We are thus at "a propitious moment," according to Elshtain, at which to reconsider Jane Addams, who was born just before the Civil War in 1860, lived to see the New Deal before her death in 1935, and at the turn of the century founded Chicago's famous Hull House. Addams, in Elshtain's reading, provides a model of the importance of balancing and blending competing goods--family commitments and social commitments, discipline and compassion, community engagement and intellectual inquiry--essential to realizing the dream of American democracy. What Elshtain's well-balanced account also reveals is that achieving and maintaining the right balance and blend is a daunting and endless task.

In fact, the last fifteen years or so have witnessed striking efforts by public intellectuals and politicians from both parties to balance and blend goods whose irreconcilability had long been taken for granted. In the 1980s the Democratic Leadership Council (led by Bill Clinton and Al Gore, among others) concluded that the Democrats had mistakenly ceded to Republicans care for a variety of critical goods--including personal responsibility, the family, religious worship, civic participation--essential to the public interest. Then, in the late 1990s, George W. Bush introduced himself to the nation as a new kind of conservative, a compassionate conservative. Bush affirmed familiar conservative themes--lower taxes, freer markets, tougher educational standards, and stronger defense--while stressing that a proper concern for limited government was consistent with government support of private efforts to address the needs of those whose poverty, or illness, or age made it impossible for them to care for themselves.

Was all this good for democracy or bad? On one interpretation, the balancing and blending embodied in, say, the welfare reform bill that President Clinton signed into law in 1996, President Bush's faith-based initiative, and the rise of the school choice movement exhibit a high-minded determination to craft public policy that reflects the competing claims of genuine goods. On another interpretation, these undertakings betray a cynical scheme, common to both parties, to co-opt the nation's growing numbers of independent voters.

This is the background against which Elshtain takes up Jane Addams. By showing that high-minded political attempts to give competing goods their due are possible and can advance the cause of democracy, Elshtain aims to equip us to resist cynical dismissals.

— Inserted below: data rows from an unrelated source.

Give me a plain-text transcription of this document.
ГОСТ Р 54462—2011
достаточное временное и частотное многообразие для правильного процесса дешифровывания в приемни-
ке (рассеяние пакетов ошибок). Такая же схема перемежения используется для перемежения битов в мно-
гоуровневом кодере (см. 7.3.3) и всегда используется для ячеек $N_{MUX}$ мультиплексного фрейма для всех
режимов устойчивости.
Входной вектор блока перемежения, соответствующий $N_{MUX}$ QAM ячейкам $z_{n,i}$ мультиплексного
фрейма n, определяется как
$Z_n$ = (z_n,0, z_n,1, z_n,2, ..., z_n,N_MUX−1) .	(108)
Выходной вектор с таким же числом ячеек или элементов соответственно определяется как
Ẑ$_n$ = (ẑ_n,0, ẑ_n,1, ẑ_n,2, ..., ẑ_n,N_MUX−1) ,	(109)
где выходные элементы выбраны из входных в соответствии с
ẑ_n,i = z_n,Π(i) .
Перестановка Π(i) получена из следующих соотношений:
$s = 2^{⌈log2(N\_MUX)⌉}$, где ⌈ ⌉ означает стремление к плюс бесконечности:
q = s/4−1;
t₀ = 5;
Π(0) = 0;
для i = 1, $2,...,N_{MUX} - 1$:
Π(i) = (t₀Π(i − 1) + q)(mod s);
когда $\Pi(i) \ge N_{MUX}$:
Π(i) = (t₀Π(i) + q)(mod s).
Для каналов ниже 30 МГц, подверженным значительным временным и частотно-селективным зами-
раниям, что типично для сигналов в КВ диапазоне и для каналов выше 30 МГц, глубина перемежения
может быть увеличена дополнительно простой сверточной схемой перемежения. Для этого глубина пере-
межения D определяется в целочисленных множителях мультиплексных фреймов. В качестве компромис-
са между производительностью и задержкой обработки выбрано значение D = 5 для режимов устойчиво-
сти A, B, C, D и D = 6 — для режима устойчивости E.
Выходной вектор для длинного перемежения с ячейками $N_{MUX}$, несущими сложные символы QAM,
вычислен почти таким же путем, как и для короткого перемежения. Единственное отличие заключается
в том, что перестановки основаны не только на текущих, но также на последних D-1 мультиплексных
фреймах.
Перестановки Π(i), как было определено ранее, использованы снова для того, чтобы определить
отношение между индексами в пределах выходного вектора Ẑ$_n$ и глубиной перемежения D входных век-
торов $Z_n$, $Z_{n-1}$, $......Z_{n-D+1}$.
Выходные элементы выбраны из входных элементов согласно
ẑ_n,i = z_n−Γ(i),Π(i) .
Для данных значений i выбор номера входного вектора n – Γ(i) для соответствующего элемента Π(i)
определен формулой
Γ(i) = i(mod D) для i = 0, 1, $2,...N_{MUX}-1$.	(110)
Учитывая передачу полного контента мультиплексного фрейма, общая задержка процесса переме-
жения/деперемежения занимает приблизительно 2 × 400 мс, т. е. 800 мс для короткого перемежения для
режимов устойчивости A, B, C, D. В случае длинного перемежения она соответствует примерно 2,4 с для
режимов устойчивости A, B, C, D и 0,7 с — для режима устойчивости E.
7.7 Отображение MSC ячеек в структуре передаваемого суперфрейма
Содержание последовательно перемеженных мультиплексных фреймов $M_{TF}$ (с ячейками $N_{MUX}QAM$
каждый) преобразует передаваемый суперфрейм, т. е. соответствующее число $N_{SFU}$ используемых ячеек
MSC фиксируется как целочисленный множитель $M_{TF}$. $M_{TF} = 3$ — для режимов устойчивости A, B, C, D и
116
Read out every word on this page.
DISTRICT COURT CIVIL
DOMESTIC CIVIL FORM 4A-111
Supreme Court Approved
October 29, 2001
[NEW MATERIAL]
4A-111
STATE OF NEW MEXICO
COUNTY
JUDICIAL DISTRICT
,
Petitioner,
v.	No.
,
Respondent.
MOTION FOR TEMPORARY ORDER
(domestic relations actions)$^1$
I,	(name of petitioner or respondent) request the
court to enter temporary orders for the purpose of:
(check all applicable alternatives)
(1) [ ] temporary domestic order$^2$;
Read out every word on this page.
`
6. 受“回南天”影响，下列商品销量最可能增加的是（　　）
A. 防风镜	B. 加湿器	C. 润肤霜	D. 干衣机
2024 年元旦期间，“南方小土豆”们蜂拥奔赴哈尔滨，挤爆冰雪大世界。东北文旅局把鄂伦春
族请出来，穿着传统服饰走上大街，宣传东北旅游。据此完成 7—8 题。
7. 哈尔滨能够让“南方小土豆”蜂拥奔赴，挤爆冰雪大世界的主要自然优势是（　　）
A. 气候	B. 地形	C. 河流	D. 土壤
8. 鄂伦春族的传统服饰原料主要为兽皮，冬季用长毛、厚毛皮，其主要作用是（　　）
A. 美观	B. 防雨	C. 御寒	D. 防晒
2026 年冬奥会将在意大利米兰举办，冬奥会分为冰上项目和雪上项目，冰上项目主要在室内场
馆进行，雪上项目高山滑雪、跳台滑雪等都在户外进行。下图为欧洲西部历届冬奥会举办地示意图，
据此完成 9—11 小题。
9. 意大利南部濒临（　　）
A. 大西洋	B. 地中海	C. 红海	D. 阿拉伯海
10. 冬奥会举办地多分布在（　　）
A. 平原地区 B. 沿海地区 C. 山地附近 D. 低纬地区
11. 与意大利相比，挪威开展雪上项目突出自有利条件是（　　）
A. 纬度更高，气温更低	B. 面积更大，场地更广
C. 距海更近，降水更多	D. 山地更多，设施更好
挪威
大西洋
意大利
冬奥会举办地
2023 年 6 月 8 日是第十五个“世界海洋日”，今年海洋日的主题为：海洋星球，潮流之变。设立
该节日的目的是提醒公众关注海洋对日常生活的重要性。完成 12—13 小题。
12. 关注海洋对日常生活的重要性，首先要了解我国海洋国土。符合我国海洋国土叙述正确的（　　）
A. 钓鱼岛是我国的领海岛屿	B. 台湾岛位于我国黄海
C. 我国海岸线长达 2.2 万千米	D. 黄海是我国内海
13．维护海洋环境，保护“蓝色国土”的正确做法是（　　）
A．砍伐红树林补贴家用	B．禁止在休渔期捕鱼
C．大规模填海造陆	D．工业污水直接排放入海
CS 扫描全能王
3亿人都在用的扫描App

And by dramatizing the professional and personal demands imposed by such high-mindedness, how in politics it can lead one to lose one's balance, she cautions against romanticizing idealism.

Addams's reputation has lost much luster since the height of her acclaim, in 1910, which saw the publication of her masterpiece, "Twenty Years at Hull House." When she died twenty-five years later, Addams was, Elshtain reports, "America's best-known and most widely hailed female public figure." Yet her fervent pacifism and vocal internationalism in response to World War I had earned her intense and persistent public opprobrium, and her reputation has never entirely recovered.

Much of the criticism, Elshtain shows, is vulgar and baseless. While still alive, she was denounced as a Communist sympathizer whose selfless work on behalf of the poor served as a guise under which she sought to promulgate radical anti-American ideas. No better are the contemporary academic critics who condescendingly condemn her as a cultural imperialist out to "civilize the masses" and indignantly disparage her as an elitist determined to stamp out the diversity that immigrants brought to this country and impose on them a homogenized American identity.